The Two Hundred Fathom line is the chart’s most prominent feature, echoing the coastline in broad strokes like a low-angle shadow. It swings north around Georges, skirts Nova Scotia a hundred miles offshore, and then runs deep up the St. Lawrence Seaway. East of the Seaway are the old fishing grounds of Burgeo and St. Pierre Banks, and then the line makes an enormous seaward loop to the southeast. The Grand Banks.

The Banks are a broad flat plateau that extend hundreds of miles southeast from Newfoundland before plunging off the continental shelf. A clump of terrors known as the Virgin Rocks lurk seventy miles east of St. Johns, but otherwise there are no true shoals to speak of. A sheet of cold water called the Labrador Current flows over the northern edge of the Banks, injecting the local food chain with plankton; and a sluggish warm-water flow called the North Atlantic Current creeps toward Europe east of the Flemish Cap. Bending around the Tail of the Banks is something called Slope Water, a cold half-knot current that feeds into the generally eastward movement of the area. Below Slope Water is the Gulf Stream, trundling across the Atlantic at speeds of up to three or four knots. Eddies sometimes detach themselves from the Gulf Stream and spin off into the North Atlantic, dragging entire ecosystems with them. These eddies are called warm core rings. When the cores fall apart, the ecosystems die.

Billy wants to run a slot between the Gulf Stream to the south and Sable Island to the north. It’s a relatively straight shot that doesn’t buck the warm headcurrent or come too close in to Sable. Steaming around the clock, he’s looking at a one-week trip; maybe he even takes one bird out of the water to speed things up. The diesel engine has been throbbing relentlessly for a month now and, without the distraction of work, it suddenly seems hellishly loud. There’s no way to escape the noise—it gets inside your skull, shakes your stomach lining, makes your ears ring.

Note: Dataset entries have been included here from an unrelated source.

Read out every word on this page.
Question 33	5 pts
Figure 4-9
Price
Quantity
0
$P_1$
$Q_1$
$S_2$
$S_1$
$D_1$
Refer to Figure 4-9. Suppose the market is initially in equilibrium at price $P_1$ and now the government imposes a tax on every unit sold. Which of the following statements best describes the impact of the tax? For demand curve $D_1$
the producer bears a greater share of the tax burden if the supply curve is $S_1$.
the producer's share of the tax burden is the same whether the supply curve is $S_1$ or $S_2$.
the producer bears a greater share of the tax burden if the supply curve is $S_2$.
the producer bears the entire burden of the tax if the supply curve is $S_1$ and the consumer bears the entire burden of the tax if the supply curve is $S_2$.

If the crew weren’t so sleep-deprived it might even bother them; as it is they just wallow in their bunks and stand watch at the helm twice a day. After two-and-a-half days the Andrea Gail has covered about 450 miles, right to the edge of the continental shelf. The weather is fair and there’s a good rolling swell from the northeast. At 3:15 on the afternoon of October 27th, Billy Tyne raises the Canadian Coast Guard on his single sideband to tell them he’s entering Canadian waters. This is the American fishing vessel Andrea Gail, WYC 6681, he says. We’re at 44.25 north, 49.05 west, bound for New England. All our fishing gear is stowed.

The Canadian Coast Guard at St. Johns gives him the go-ahead to proceed. Most of the sword fleet is a couple of hundred miles to the east, and Albert Johnston is the same distance to the south. Sable Island is no longer in the way, so Billy comes up fourteen degrees and puts Gloucester right in his gunsights. They’re heading almost due west and running a Great Circle route on autopilot. Around nightfall a Canadian weather map creaks out of the satellite fax. There’s a hurricane off Bermuda, a cold front coming down off the Canadian Shield, and a storm brewing over the Great Lakes. They’re all heading for the Grand Banks. A few minutes after the fax, Linda Greenlaw calls.

Billy, you seen the chart? she asks.

Yeah I saw it, he says.

What do you think?

Looks like it’s gonna be wicked.

They agree to talk the next day so Billy can give her a list of supplies he’s going to need. He has no desire at all to talk to Bob Brown. They sign off, and then Billy hands the helm off to Murph and goes below for dinner.